Denmark looking into building North Sea wind energy island

Christian Wenande
March 8th, 2017

This article is more than 6 years old.

Innovative plan in collaboration with Germany and the Netherlands could provide energy to 80 million Europeans

Banking on the winds at Dogger Bank (photo: TenneT)

Denmark has teamed up with Germany and the Netherlands to look into the possibility of building an island in the North Sea to locate wind turbines in the future.

The artificial island, which will include a harbour and a landing strip for aircraft, is proposed to be six square kilometres in size and be located on Dogger Bank, a large sandbank in a shallow area about 100 km off the east coast of the UK.

“We haven’t let our fantasy gain the upper hand, although it may sound a little crazy and like something out of science fiction,” said Torben Glar Nielsen, the technical head of national energy provider Energinet.dk.
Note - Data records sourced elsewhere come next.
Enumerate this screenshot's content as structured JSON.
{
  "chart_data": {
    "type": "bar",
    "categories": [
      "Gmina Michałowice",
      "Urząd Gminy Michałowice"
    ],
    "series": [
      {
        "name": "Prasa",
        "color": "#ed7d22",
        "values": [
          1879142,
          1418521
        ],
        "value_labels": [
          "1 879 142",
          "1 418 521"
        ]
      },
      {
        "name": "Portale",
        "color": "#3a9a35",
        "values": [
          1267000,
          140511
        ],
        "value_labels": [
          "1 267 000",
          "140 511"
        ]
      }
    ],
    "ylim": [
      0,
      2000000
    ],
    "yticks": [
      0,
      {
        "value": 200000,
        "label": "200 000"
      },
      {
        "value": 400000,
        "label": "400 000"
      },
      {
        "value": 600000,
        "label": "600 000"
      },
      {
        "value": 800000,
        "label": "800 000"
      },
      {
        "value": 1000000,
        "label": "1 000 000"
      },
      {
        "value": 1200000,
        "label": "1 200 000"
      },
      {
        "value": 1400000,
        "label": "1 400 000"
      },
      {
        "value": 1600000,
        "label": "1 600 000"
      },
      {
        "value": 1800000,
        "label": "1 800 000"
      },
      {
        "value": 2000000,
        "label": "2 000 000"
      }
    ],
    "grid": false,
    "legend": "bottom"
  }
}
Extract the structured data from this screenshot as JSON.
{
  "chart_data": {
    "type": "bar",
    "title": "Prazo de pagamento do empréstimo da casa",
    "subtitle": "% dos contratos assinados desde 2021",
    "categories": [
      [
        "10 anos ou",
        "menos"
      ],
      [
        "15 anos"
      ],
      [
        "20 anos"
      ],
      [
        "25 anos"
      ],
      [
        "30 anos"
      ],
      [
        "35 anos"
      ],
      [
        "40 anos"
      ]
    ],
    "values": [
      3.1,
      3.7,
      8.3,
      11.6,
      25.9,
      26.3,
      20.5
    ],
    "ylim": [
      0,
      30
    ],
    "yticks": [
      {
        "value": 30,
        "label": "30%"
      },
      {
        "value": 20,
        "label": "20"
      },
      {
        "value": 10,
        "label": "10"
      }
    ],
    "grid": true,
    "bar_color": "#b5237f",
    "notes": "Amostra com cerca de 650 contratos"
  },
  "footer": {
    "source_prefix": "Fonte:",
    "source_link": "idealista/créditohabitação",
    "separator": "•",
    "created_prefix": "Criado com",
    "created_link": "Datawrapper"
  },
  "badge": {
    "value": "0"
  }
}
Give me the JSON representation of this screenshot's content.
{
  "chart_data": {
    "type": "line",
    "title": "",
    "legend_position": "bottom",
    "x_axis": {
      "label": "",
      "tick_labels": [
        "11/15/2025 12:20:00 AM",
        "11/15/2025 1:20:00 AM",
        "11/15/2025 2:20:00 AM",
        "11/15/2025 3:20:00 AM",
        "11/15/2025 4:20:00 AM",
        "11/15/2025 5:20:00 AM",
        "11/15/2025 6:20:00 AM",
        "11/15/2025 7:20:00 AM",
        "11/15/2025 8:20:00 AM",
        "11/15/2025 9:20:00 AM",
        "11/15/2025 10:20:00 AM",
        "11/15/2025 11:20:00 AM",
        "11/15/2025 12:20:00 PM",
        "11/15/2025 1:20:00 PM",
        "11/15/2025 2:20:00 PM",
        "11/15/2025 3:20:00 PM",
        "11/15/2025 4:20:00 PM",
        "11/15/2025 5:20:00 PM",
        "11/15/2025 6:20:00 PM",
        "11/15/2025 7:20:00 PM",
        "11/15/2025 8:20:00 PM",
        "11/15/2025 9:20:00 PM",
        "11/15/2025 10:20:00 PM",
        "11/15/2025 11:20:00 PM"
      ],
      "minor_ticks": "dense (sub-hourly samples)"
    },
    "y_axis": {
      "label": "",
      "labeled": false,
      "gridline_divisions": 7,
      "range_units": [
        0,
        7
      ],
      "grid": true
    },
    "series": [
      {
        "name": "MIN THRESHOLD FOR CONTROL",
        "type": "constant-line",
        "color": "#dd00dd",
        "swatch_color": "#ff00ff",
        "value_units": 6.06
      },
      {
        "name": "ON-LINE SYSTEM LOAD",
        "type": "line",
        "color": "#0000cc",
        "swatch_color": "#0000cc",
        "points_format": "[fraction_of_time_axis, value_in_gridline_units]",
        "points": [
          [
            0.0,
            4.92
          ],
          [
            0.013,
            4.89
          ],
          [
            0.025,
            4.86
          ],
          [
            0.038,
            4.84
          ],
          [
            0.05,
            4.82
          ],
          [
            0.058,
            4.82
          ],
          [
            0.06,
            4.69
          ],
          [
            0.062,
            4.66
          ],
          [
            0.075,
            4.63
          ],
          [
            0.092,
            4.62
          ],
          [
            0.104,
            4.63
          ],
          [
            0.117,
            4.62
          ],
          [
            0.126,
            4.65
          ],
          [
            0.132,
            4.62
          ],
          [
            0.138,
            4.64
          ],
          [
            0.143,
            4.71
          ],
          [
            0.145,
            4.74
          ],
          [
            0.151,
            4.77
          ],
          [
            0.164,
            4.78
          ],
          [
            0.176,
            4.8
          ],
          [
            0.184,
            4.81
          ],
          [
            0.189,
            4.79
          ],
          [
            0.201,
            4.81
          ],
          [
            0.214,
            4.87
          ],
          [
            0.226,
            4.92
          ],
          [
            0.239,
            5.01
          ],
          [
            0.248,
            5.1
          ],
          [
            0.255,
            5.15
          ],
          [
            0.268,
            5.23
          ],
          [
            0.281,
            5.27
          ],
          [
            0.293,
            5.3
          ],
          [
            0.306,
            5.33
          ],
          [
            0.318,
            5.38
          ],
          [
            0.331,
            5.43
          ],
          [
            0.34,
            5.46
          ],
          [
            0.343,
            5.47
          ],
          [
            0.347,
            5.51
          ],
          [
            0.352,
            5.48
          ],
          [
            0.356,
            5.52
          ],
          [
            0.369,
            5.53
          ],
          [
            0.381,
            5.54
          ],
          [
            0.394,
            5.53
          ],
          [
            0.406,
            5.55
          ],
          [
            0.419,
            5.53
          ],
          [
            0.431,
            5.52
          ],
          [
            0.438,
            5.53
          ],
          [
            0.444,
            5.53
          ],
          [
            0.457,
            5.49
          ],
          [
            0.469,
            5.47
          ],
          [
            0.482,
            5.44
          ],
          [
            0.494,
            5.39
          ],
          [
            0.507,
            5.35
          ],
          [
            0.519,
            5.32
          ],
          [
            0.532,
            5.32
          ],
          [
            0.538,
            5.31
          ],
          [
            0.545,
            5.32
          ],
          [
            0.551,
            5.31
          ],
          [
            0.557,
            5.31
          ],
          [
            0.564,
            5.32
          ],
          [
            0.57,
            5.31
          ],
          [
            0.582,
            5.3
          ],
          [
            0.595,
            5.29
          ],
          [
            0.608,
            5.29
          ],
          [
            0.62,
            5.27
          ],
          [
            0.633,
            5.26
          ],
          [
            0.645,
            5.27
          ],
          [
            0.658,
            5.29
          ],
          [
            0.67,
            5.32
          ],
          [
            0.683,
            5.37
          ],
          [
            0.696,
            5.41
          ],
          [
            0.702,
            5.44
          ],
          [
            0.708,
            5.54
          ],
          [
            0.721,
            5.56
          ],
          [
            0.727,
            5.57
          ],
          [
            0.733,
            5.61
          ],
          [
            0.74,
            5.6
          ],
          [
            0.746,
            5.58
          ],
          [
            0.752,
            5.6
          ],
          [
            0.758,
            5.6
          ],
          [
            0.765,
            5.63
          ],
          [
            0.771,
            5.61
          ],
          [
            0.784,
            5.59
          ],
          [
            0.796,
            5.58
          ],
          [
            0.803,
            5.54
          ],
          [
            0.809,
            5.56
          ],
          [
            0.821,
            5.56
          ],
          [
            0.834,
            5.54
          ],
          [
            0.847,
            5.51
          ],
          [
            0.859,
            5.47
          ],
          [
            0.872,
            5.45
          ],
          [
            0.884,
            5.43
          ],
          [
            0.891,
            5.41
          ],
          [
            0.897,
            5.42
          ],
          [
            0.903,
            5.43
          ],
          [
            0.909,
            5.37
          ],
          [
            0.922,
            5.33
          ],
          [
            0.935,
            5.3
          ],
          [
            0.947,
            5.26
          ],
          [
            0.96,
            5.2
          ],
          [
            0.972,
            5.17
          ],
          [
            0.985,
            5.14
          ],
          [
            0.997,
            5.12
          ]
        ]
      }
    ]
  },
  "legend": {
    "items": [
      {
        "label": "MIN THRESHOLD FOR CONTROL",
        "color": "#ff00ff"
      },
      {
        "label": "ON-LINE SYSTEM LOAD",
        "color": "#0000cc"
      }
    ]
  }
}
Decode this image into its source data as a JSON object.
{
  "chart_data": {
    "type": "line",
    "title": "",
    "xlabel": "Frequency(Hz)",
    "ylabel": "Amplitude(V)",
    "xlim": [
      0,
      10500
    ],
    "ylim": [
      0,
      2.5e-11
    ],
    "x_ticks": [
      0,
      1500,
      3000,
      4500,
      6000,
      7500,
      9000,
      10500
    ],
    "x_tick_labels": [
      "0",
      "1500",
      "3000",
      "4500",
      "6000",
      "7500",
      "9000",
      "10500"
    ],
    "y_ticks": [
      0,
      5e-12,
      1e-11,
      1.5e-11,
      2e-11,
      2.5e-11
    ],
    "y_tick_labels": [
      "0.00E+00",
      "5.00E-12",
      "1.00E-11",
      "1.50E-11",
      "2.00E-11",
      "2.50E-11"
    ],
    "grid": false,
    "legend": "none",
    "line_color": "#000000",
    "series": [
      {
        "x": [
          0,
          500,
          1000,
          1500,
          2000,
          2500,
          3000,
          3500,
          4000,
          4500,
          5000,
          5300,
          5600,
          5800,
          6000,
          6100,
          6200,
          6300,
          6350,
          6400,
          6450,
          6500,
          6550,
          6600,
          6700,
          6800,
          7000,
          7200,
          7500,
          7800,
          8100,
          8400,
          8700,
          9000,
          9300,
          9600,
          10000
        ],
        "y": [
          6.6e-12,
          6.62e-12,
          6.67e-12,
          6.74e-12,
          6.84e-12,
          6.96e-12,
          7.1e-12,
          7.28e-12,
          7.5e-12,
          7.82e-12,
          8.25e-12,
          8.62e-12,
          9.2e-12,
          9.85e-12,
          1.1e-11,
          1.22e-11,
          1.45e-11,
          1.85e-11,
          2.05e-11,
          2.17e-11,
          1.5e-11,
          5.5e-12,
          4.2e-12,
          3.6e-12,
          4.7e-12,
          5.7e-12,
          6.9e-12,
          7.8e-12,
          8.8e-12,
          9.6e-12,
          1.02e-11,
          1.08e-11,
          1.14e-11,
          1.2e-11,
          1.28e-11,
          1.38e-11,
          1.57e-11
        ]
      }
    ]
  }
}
“We who have the responsibility of transporting the electricity generated by offshore wind turbines back to land and the consumers must constantly push and make sure that the price continues to fall. That requires innovative big-scale solutions, and an energy hub in the North Sea is worth thoroughly looking into.”

READ MORE: World Bank: Denmark top for green energy

Millions could benefit
The national energy transmission companies of the three nations involved will sign an agreement on March 23 that looks into the opportunities of the island.

Just establishing an island at Dogger Bank from stone and sand is expected to cost over 10 billion kroner, and that’s without the cost associated with the estimated 7,000 wind turbines planned to be erected there.

But however costly the plan, the benefits of one or more of these islands could ultimately provide energy to 80 million European consumers.